Em contrapartida à recente guinada petista nas redes sociais, o PL passou a pagar pelo impulsionamento de publicações que culpam o presidente Luiz Inácio Lula da Silva (PT) pela imposição das tarifas de 50% dos Estados Unidos sobre produtos brasileiros. Desde a última semana, o partido do ex-presidente Jair Bolsonaro patrocinou oito posts em redes como Instagram e Facebook, com valores de até R$ 1.500. A postagens com mais alcance chegou à faixa de 700 a 800 mil impressões até aqui.
- ‘Não posso falar’: À espera de Moraes, Bolsonaro decide evitar Congresso e se reúne com aliados na sede do PL
- Entrevista: ‘Pela primeira vez conseguimos dialogar com parte do eleitor de Bolsonaro’, diz novo presidente do PT
A estratégia foi antecipada pelo jornal “Folha de S. Paulo” e confirmada pelo GLOBO na biblioteca de anúncios da Meta, dona do Facebook e Instagram. A prática é pouco comum na sigla, que aposta no engajamento orgânico e investe no impulsionamento de forma esporádica. Antes da ofensiva atual, iniciada em 16 de julho, os últimos casos haviam ocorrido entre março e abril. Os exemplos anteriores, por sua vez, são de outubro de 2022, mês da última eleição presidencial.
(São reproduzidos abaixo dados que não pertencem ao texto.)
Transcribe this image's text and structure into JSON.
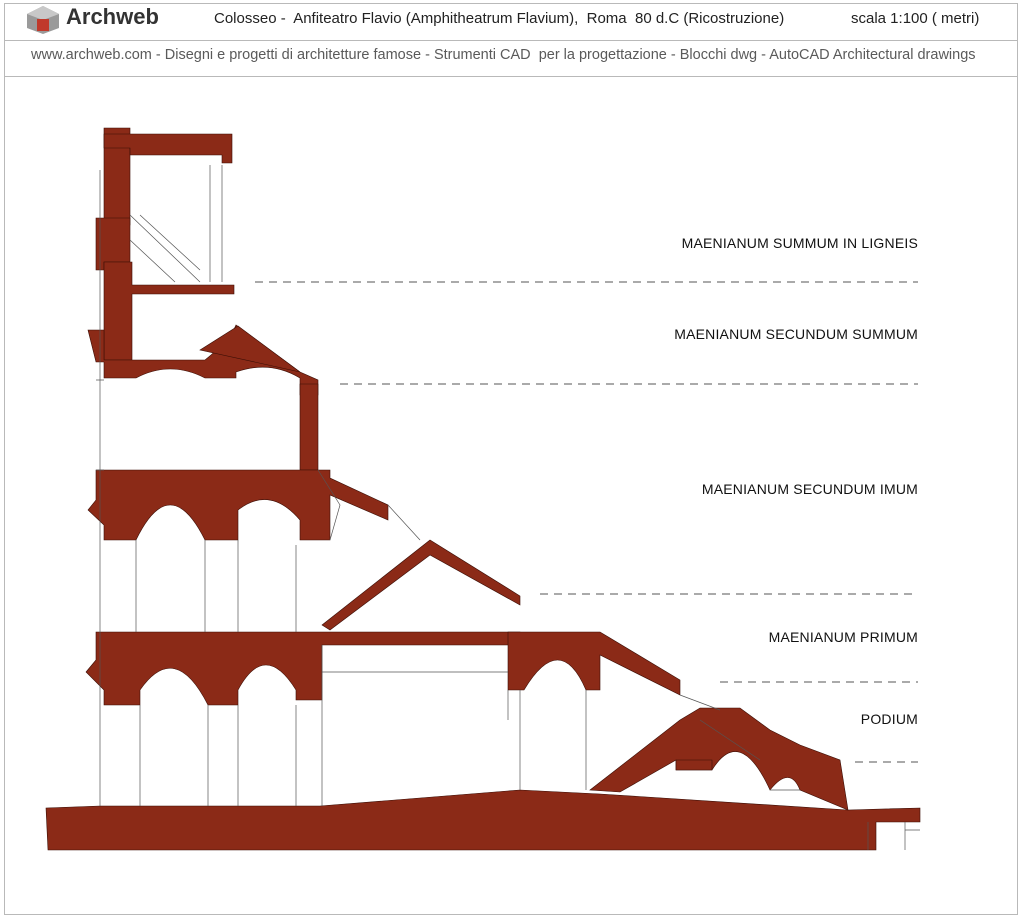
{
  "header": {
    "brand": "Archweb",
    "title": "Colosseo -  Anfiteatro Flavio (Amphitheatrum Flavium),  Roma  80 d.C (Ricostruzione)",
    "scale": "scala 1:100 ( metri)"
  },
  "subheader": "www.archweb.com - Disegni e progetti di architetture famose - Strumenti CAD  per la progettazione - Blocchi dwg - AutoCAD Architectural drawings",
  "levels": [
    {
      "name": "MAENIANUM SUMMUM IN LIGNEIS"
    },
    {
      "name": "MAENIANUM SECUNDUM SUMMUM"
    },
    {
      "name": "MAENIANUM SECUNDUM IMUM"
    },
    {
      "name": "MAENIANUM PRIMUM"
    },
    {
      "name": "PODIUM"
    }
  ],
  "colors": {
    "section_fill": "#8b2a17",
    "logo_red": "#c0392b",
    "logo_grey": "#8c8c8c"
  }
}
Na postagem com mais impressões, o PL afirma que Bolsonaro é perseguido “sem provas”, enquanto Lula está livre e com mandato, “apesar de provas”. Em outra publicação impulsionada, a sigla diz que o petista é culpado pela taxação anunciada por Trump. Imagens com as frases “soberano é o povo” e “defenda o Brasil do PT” estão entre as escolhidas pelo partido.
O PL também investe em postagens com outras pautas relacionadas à economia. Em uma delas, a sigla afirma que o Pix “só existe graças ao governo Bolsonaro” e alega que a esquerda “já quis monitorar a ferramenta. Já em outra, o partido diz que a mudança no IOF, proposta pelo governo Lula, afetaria sobretudo a população pobre.
O PT gastou, desde junho, ao menos R$ 470 mil apenas com anúncios no Facebook e Instagram que propagam a reação ao tarifaço e o discurso de pobres contra ricos. As duas pautas são caras ao governo Lula e viraram apostas para a gestão do petista ampliar sua popularidade.
O investimento levou o PT a aparecer como segundo maior anunciante das plataformas da Meta entre os dias 13 de junho e 12 de julho, com gasto estimado em R$ 428 mil no período, atrás apenas do governo federal. Procurado para comentar os anúncios, o partido não respondeu.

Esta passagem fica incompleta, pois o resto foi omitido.